The massive rise in gas prices is another harsh reminder that Californians pay the highest gas taxes in the nation. But it’s also a reminder that the state’s roads and bridges don’t always perform or look like they’re some of the most expensive in the country.
In addition to the 18.4 cents a gallon federal fuel tax, California’s drivers pay 51.1 cents per gallon in state gas taxes, plus state and local sales taxes. And, unfortunately, those high taxes are not translating into smoother, less congested roads across Southern California and the rest of the state.
Reason Foundation’s Annual Highway Report shows California spent $206,924 per state-controlled mile of highway in 2019. The good news, at least relative to some other states: California now spends far less per mile than New Jersey, New York, Massachusetts, and Florida, among others. However, California’s per-mile spending is three times higher than that of Texas, which spends $75,153 per mile.
California ranks 45th out of 50 states in overall highway performance and cost-effectiveness, while Texas ranks 16th overall. And California’s ranking has worsened from 43rd overall in previous editions of the report. Part of the reason for the slide—California does not rank higher than average (25th) in any of the Annual Highway Report’s 13 categories. Put simply, when it comes to highways and bridges, the state does many things poorly and nothing particularly well.

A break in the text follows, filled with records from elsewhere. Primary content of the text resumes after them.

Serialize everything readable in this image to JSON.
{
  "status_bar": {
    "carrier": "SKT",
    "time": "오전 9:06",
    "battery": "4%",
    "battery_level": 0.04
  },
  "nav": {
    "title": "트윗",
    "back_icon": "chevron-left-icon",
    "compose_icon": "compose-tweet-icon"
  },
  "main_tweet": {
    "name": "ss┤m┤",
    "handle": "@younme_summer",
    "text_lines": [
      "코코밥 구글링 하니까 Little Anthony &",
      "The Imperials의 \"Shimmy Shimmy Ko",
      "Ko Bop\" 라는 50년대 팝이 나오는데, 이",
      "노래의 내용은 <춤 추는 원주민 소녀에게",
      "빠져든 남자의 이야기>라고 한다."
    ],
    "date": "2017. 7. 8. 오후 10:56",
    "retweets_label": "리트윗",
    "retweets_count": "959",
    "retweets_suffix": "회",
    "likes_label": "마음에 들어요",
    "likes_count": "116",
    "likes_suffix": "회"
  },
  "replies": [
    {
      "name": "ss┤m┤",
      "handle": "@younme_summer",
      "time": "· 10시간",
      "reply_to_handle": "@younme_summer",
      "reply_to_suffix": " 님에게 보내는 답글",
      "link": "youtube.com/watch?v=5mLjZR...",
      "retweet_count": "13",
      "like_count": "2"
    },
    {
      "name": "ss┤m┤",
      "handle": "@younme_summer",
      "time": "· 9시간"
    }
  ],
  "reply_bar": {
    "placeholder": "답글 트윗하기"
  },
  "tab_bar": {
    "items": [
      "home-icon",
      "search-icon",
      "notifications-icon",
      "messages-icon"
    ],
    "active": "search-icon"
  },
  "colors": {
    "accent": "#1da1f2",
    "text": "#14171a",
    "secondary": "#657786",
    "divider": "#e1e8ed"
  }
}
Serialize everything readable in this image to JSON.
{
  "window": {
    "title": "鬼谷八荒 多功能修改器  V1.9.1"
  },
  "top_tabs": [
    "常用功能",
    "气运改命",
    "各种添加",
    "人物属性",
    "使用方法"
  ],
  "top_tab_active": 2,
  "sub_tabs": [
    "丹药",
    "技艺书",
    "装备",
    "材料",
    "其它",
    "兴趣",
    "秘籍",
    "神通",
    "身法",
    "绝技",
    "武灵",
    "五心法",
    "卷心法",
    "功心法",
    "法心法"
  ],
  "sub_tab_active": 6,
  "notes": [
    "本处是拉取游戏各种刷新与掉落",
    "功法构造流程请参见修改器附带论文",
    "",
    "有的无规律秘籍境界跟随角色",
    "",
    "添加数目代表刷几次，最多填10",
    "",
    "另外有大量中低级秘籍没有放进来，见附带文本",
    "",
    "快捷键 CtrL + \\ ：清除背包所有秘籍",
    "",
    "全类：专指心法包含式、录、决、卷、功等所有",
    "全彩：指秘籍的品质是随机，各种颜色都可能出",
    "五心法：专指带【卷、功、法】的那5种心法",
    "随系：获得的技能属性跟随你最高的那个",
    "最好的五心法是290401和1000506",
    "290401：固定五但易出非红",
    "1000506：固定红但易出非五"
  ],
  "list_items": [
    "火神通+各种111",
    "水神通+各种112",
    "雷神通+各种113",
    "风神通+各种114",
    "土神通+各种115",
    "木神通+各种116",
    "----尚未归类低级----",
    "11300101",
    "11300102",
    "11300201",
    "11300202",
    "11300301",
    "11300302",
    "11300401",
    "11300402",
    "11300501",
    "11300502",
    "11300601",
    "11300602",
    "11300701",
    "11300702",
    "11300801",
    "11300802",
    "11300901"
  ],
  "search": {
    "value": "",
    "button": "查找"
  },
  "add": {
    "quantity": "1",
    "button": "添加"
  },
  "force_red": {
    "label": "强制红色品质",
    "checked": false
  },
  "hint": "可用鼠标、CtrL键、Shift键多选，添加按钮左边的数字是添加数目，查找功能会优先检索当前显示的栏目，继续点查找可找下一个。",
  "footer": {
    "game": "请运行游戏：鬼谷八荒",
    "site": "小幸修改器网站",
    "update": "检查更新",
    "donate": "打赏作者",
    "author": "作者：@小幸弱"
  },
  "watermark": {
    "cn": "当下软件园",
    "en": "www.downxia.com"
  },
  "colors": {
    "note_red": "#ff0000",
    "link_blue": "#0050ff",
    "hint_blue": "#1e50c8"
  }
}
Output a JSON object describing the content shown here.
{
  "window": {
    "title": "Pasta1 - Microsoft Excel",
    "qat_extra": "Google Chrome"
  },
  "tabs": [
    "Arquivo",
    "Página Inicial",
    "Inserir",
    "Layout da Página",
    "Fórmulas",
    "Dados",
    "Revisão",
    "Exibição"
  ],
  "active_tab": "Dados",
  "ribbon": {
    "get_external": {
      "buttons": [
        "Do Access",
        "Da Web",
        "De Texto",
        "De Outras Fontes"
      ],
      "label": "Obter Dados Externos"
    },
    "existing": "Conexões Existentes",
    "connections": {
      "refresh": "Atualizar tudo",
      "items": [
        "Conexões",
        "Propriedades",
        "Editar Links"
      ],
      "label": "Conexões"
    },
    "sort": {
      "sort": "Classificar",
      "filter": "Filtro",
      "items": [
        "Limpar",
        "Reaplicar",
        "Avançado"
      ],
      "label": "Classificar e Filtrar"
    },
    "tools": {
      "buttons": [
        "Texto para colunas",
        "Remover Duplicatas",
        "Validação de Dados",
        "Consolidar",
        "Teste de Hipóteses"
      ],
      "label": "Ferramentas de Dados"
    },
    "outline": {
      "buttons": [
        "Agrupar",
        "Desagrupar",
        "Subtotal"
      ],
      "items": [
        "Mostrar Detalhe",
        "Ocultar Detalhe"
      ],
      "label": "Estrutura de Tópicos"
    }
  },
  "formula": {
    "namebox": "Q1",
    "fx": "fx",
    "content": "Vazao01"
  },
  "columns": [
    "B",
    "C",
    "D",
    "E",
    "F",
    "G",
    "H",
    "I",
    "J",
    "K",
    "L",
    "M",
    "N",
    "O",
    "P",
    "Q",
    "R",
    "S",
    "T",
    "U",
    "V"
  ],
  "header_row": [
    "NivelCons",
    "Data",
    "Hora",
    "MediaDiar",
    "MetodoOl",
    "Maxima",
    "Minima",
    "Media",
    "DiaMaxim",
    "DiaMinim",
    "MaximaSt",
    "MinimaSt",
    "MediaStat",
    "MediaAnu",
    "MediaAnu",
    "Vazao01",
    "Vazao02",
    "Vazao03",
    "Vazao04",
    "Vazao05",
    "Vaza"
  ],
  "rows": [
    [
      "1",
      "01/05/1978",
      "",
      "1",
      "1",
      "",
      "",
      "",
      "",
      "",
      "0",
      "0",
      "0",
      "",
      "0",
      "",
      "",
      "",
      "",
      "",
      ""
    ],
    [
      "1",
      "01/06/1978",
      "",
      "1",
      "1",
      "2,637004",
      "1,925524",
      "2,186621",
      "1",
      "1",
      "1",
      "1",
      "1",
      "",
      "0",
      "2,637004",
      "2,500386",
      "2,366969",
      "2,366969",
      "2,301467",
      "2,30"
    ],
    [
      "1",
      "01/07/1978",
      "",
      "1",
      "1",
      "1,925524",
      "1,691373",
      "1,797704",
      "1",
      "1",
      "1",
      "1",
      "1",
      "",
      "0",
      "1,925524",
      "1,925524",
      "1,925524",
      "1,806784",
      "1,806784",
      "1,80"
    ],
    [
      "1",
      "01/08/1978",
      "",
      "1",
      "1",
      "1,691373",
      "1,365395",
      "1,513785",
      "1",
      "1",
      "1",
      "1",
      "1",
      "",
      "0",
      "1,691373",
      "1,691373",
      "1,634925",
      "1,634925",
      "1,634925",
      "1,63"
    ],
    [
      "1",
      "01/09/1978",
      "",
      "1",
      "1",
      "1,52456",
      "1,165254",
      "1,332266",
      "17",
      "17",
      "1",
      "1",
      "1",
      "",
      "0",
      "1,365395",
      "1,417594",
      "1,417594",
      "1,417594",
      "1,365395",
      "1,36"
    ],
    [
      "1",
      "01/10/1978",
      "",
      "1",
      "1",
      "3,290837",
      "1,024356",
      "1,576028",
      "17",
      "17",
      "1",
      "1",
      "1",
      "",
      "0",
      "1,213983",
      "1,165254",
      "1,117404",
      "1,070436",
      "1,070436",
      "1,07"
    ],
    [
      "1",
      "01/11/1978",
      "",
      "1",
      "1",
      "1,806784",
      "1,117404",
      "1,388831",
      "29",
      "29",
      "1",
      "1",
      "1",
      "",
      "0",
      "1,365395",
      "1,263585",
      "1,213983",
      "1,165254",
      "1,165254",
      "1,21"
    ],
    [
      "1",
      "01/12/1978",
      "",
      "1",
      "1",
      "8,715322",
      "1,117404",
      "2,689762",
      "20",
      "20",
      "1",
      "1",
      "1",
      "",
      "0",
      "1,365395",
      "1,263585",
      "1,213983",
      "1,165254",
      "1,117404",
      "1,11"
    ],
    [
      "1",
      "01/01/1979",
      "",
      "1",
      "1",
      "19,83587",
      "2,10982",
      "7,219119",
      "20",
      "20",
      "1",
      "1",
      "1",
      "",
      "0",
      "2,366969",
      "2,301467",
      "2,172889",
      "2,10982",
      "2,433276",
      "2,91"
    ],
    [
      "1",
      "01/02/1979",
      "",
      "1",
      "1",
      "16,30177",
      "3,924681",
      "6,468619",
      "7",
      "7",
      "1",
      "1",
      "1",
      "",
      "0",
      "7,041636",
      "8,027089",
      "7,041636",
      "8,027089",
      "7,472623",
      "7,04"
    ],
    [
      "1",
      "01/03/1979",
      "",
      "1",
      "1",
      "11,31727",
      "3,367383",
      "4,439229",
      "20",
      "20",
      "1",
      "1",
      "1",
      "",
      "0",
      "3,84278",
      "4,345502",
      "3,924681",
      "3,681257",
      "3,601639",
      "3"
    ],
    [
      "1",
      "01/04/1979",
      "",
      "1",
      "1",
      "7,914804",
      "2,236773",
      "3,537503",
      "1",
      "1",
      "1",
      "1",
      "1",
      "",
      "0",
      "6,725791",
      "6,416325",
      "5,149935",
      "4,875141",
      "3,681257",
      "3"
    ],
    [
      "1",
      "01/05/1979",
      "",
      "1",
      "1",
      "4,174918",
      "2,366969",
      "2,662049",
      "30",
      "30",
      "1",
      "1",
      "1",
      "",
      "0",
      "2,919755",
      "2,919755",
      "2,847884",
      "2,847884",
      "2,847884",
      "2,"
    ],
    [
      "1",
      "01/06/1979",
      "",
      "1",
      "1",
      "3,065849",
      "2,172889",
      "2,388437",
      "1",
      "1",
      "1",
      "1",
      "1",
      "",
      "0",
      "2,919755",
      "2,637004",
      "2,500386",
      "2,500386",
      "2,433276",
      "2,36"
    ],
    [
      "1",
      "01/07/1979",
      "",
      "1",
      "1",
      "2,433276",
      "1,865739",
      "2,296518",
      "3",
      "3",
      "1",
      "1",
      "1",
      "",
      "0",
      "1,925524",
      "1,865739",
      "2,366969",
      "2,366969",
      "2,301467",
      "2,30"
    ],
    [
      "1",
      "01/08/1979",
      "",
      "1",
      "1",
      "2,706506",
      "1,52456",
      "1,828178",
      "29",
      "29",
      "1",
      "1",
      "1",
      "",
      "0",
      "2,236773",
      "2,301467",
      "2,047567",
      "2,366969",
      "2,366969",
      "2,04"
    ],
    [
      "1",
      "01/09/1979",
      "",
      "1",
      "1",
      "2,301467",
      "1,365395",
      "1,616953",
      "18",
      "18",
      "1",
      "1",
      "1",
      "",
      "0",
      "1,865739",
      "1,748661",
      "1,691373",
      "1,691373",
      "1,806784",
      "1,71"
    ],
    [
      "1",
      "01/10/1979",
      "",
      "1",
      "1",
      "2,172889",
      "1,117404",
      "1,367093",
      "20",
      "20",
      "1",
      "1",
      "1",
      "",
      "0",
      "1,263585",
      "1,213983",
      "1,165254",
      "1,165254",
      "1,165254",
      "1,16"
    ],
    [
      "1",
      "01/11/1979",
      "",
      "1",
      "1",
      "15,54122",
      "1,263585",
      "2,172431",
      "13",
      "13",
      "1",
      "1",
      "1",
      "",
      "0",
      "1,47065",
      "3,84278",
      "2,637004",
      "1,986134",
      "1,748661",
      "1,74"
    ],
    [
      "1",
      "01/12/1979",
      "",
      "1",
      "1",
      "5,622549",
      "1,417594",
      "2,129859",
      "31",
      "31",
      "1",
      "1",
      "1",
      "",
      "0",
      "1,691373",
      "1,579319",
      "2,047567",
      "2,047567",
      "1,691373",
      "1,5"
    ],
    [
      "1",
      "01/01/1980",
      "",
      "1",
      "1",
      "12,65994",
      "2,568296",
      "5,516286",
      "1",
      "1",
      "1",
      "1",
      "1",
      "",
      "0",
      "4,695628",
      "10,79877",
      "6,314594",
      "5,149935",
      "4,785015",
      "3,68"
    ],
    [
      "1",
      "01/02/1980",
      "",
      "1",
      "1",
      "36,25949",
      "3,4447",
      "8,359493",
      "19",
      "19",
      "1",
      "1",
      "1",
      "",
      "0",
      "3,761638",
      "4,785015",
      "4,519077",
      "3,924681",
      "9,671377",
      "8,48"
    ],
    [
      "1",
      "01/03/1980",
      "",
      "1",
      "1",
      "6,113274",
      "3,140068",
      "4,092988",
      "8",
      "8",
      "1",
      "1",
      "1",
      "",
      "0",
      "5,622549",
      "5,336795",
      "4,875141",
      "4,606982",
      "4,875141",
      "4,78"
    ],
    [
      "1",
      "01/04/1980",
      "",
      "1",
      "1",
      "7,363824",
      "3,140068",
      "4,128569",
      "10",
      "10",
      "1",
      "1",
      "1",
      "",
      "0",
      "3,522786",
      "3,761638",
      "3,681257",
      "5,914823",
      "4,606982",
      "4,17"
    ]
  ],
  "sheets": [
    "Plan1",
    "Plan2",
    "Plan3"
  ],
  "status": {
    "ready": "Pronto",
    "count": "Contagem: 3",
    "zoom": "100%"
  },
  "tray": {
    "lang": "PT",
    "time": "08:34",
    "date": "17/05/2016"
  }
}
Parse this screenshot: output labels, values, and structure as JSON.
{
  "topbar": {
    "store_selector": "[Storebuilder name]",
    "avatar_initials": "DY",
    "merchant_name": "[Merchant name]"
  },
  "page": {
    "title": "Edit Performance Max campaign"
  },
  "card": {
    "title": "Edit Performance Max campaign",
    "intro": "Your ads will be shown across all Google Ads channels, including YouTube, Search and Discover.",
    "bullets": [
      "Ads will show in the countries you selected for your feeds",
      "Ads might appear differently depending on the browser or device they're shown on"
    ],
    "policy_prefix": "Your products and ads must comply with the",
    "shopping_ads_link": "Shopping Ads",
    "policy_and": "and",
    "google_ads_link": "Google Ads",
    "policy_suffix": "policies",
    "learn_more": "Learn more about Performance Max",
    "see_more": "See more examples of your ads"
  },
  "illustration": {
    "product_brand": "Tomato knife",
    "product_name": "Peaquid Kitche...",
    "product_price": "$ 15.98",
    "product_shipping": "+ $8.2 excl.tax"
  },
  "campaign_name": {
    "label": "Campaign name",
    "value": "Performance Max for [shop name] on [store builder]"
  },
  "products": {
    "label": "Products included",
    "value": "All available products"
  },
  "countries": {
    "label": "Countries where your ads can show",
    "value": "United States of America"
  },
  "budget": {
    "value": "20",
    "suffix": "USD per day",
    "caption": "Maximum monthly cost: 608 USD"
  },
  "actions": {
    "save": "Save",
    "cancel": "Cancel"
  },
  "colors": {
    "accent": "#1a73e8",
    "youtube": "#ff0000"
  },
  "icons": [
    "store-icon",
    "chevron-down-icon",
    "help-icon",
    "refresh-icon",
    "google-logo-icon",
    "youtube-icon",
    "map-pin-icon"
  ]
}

For example, California ranks next to last, 49th, in urban arterial pavement condition, 44th in urban Interstate pavement condition, and 40th in rural Interstate pavement condition. By comparison, 8.08% of the pavement on California’s urban Interstates is in poor condition while just 3.43% of urban Interstate pavement in Texas is in poor condition—and Texas’ highway system is the largest in the country, with nearly four times the lane miles of California’s state-controlled highway system.
In safety and performance categories, California ranks 25th in overall fatality rate and 25th in structurally deficient bridges, with 6.97% of the state’s bridges deemed structurally deficient in 2020. In neighboring Nevada, just 1.28% of bridges were deficient and only 1.33% of Texas’ bridges were structurally deficient.
“California will receive $849.4 million this fiscal year – more than double the amount of any other state – and an estimated total of $4.2 billion over five years, to address highway bridge needs. Caltrans and local transportation agencies will target the funds to improve the nearly 1,500 bridges rated in ‘poor’ condition in the state,” Caltrans announced in January.
With that influx of taxpayer money, there’s no reason the state shouldn’t be able to show a massive reduction in its percentage of structurally deficient bridges in the years to come. California must make sure that the federal bridge money it receives is properly spent and produces tangible improvements.
Even though much of Southern California and the rest of the state were locked down in 2020 during the COVID-19 pandemic, California still ranked 43rd in traffic congestion, with the state’s drivers wasting 14.75 hours a year stuck in traffic.
Going forward, while it may be especially challenging for California to dramatically reduce the costs of its highway and bridge projects, at least in the short-term amidst record-setting gas prices and inflation, the state could reduce its percentage of deficient bridges, lower its fatality rate, and improve its pavement quality to the national average. And if it does, California would move up in the Annual Highway Report’s overall performance and cost-effectiveness rankings substantially.
Unfortunately, as things currently stand, California has the worst of all worlds: high gas taxes and high state highway spending that produces bumpy, congested roadways and deficient bridges that are in need of repairs and modernization. As Californians pay record-setting prices at the pump, state lawmakers should make sure those state and local taxes are being put back into the roads to improve them.